Jackie Noblett, writing for Ignites.com, spotted a recent SEC filing by Nasdaq that proposes a "Market Quality Program" (MQP) where, "an ETF sponsor would pay an annual fee of $50,000 to $100,000 per ETF to Nasdaq. The fee, which would be in addition to the traditional listing fees, would be passed on to market makers in the form of a rebate in exchange for improving trade and quote performance. Any fees not paid out to market makers would go back to the ETF sponsor."

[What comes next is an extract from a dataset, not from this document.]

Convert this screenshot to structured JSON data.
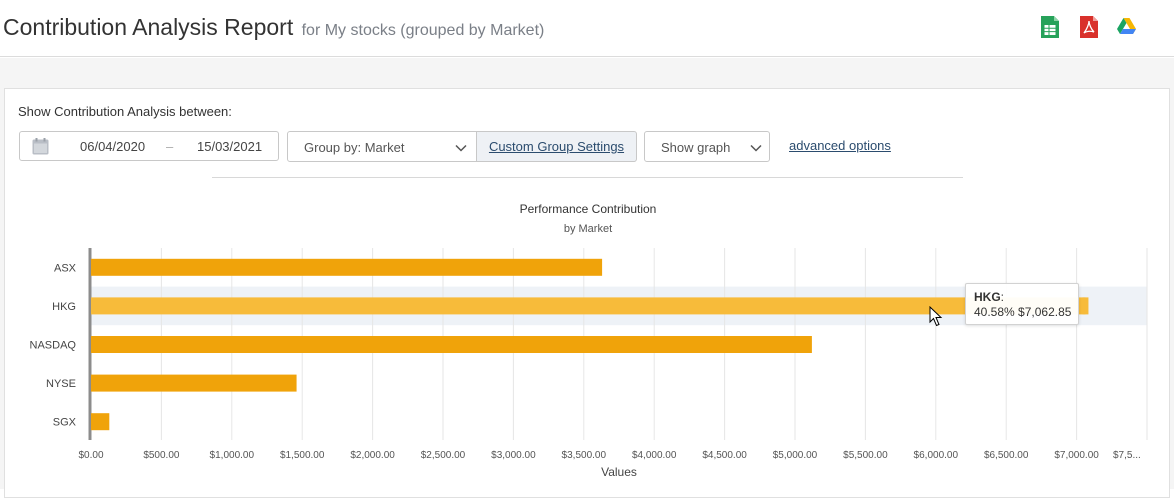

The filing states that, "in rewarding Market Makers that are willing to "go the extra mile" to develop liquid markets for MQP Securities, the MQP would clearly benefit traders and investors by encouraging more quote competition, narrower spreads, and greater liquidity … the MQP will lower transaction costs and enhance liquidity in both ETFs and their components, making those securities more attractive to a broader range of investors. In so doing, the MQP will help companies access capital to invest and grow. And the MQP may attract smaller, less developed companies and investment opportunities to a regulated and transparent market and thereby serve the dual function of providing access to on-Exchange listing while expanding investment and trading opportunities to market participants and investors."
The filing notes that, "There is support for paid for market making (also known as "PFMM") at the highest governmental levels. Congressman Patrick McHenry, the Chairman of the House Committee on Governmental Reform and Oversight, for example, recently noted that agreements between issuers and market makers to pay for market making activity "… would allow small companies to produce an orderly, liquid market for their stocks. Research has shown that these agreements, already permitted overseas, have led to a positive influence on liquidity for small public companies."
This program admittedly will require rule changes as it runs against the prohibitions of direct payments to market makers for liquidity imposed by the Financial Industry Regulatory Authority and Nasdaq.
According to the Ignites.com article, there are many advocates of this program including, Adam Patti, CEO of IndexIQ, Greg Friedman, head of ETF product development at Russell Investments, and Reggie Browne, managing director at Knight Capital Group (KCG). The common theme for their enthusiasm is the incentivization of market makers to provide the necessary seed money to bring new products to market.
We are curious, what are your thoughts on the new rule change?